Thanks, but now the spreadsheet in the OP doesn't make much sense. The whole idea of the elasticity was to determine how much the state would shift when the national average shifted. The spreadsheet applied the elasticity directly to the margin which is not how it's designed to be used.
For example, Utah has a -48.04% margin in the first row of the spreadsheet. I'm not quite sure where that's from since the Obama-Romney margin was -47.88% according to Atlas, but I'll take it as the 2012 margin as described in the post. If I then consider a 10 point swing to the democrats, one might expect the elasticity of 1.01 to generate a +10.1% change in the margin, but instead the spreadsheet just divided 48.04 by 1.01 which doesn't really mean anything.
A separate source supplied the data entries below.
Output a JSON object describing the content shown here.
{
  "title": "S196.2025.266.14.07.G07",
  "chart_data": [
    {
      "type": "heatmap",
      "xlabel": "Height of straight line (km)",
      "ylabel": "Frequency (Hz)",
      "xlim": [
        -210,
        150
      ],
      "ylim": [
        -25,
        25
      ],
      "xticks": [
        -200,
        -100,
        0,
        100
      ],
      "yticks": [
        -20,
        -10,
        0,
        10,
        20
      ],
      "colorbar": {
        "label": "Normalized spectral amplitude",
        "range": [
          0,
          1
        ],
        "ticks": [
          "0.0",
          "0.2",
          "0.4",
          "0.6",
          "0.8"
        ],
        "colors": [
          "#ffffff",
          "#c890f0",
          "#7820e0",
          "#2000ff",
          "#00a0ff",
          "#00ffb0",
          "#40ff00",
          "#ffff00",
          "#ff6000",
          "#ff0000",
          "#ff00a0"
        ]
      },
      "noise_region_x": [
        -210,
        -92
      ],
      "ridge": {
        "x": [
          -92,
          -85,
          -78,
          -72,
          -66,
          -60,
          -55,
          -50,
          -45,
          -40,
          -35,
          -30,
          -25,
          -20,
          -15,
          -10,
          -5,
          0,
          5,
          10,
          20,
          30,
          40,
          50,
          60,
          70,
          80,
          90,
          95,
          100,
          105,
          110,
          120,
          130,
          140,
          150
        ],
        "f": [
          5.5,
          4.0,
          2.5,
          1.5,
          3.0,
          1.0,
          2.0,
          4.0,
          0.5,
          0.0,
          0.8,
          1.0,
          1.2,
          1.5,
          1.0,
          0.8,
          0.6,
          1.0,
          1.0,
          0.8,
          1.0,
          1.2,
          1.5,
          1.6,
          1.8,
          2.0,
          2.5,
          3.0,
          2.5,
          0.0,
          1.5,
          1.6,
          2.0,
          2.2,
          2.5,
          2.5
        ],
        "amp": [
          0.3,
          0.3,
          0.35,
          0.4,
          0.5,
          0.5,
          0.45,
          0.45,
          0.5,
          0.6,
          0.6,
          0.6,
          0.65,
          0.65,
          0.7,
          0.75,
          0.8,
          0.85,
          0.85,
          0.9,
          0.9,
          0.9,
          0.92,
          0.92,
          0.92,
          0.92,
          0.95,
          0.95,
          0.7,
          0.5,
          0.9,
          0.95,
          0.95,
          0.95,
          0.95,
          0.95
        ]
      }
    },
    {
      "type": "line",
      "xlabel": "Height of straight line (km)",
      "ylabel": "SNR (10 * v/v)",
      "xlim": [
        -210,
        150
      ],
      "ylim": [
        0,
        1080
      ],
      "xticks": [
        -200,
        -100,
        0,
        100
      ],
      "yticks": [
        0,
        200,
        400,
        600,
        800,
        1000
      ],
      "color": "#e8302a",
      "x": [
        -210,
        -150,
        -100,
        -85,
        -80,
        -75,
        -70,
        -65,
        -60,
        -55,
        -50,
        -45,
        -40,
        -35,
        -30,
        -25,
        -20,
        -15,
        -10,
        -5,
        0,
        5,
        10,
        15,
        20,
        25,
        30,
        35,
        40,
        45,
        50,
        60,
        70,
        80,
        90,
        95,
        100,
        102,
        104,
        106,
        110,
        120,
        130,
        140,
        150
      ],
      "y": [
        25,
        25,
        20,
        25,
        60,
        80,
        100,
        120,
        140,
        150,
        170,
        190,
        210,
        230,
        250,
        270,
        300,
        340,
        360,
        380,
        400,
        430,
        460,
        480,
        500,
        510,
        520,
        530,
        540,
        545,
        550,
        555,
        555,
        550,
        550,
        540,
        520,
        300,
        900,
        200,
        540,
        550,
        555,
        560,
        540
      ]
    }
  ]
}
Also, as I read Silver's article I see that he also recognizes that the elasticity would be greatest for a 50-50 state. A straight swing would be the dashed line in his graph above, but the real swing would be better modeled by the red curve. The actual shift described in my example above would be less than 10.1%. A proper model would be to look at the difference in the red curve from the black line compared to their difference at 50% and use the mirror image curve for a negative shock.
A simple way to approximate this with a spreadsheet is to create an elasticity weight equal to the difference between the margin and 100%. For UT the weight would be 51.96%. The find the expected shift, multiply the national shift by the elasticity and the weight. Thus a 10% national shift for the Dems would reduce the margin in UT from -48.04% to -42.79%.